Where does HIV hide? Antiretroviral drugs can usually control the virus, but can't completely eliminate it. So any strategy to eradicate HIV from the body has to take into account not only the main group of immune cells the virus targets, called CD4 or helper T cells, but other infected cells as well.

New research from Yerkes National Primate Research Center, Emory University, sheds light on the question of which cells support viral replication and persistence, and the answers have implications for future efforts to eliminate HIV from the body in human patients.

The results are scheduled for publication today in the journal PLOS Pathogens.

"Our results have implications for efforts to cure HIV," says lead author Mirko Paiardini, PhD, assistant professor of pathology and laboratory medicine at Emory University School of Medicine and Yerkes National Primate Research Center. "Our findings suggest that therapeutic strategies aimed at stimulating infected macrophages may facilitate viral elimination."

Researchers at Yerkes looked at what happens when rhesus macaques have CD4 T cells removed from their immune systems before infection by HIV's cousin SIV. They found that another type of immune cell, called macrophages, then becomes heavily infected by SIV. Infected cells are present in lymph nodes, intestine and brain as well as in the blood.

However, the macrophages live shorter than expected based on previous research studies, which calls into question the idea that the macrophages could serve as a long-term hideout when someone is infected by HIV but receiving antiretroviral drugs.

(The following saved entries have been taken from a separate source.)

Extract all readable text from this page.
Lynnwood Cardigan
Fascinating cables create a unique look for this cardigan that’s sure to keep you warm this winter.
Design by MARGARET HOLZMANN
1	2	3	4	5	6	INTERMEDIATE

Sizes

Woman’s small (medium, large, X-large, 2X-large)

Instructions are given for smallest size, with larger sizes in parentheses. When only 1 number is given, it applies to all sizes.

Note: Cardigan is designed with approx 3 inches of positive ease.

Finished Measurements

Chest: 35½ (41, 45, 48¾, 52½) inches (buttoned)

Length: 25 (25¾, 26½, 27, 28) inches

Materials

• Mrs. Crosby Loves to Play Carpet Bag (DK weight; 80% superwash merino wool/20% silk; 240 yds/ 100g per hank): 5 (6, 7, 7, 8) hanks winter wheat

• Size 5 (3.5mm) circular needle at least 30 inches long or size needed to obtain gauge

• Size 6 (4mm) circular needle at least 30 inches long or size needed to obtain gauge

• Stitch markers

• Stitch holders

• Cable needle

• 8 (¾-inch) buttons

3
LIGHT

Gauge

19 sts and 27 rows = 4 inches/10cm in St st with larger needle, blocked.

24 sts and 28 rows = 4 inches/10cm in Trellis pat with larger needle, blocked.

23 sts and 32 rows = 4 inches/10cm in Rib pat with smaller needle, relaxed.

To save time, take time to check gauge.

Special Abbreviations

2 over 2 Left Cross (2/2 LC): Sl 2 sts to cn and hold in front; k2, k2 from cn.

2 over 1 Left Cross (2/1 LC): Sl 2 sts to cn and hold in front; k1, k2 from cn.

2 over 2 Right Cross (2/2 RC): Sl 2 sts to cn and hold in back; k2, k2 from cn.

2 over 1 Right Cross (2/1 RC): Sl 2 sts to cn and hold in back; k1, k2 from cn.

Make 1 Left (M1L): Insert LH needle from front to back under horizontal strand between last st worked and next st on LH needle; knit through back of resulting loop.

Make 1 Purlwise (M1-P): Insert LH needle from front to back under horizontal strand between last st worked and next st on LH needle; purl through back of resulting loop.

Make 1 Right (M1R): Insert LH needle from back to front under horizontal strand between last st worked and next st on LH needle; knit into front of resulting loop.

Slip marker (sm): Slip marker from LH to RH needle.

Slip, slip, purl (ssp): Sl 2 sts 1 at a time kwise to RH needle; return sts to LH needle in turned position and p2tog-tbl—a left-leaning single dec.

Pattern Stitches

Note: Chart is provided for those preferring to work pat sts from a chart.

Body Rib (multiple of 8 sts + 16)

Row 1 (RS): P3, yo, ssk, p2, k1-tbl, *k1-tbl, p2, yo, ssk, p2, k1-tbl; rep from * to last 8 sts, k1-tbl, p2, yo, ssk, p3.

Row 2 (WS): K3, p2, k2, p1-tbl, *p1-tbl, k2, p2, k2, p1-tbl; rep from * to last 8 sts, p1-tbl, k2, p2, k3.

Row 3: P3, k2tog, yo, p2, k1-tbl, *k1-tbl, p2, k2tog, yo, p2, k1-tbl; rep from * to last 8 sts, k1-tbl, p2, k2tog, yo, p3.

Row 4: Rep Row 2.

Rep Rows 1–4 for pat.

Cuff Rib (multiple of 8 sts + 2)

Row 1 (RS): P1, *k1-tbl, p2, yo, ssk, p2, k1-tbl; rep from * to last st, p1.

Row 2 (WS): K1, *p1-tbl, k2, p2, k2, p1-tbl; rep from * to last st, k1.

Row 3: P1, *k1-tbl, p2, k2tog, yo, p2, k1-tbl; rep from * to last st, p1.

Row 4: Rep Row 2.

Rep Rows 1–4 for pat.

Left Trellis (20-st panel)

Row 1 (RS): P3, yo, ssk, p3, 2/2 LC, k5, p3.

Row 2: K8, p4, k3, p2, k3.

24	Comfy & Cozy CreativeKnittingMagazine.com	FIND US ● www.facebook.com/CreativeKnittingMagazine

"Among HIV researchers, there has been a lot of debate about the contribution of macrophages to the HIV reservoir," Paiardini says. "We show that in the absence of CD4 T cells, macrophages can be heavily infected by SIV, which supports a role for macrophages in viral infection. However, when infected at high levels, macrophages become short-lived cells in vivo, with an average lifespan of 1.3 days. Thus, if validated in the setting of HIV infection in humans, our data support a model in which macrophages do not constitute the long-lived reservoir (in order of weeks) that has been proposed.

The researchers also found evidence that in macaques with depleted CD4 T cells, SIV is infecting microglial cells in the brain, otherwise rarely seen.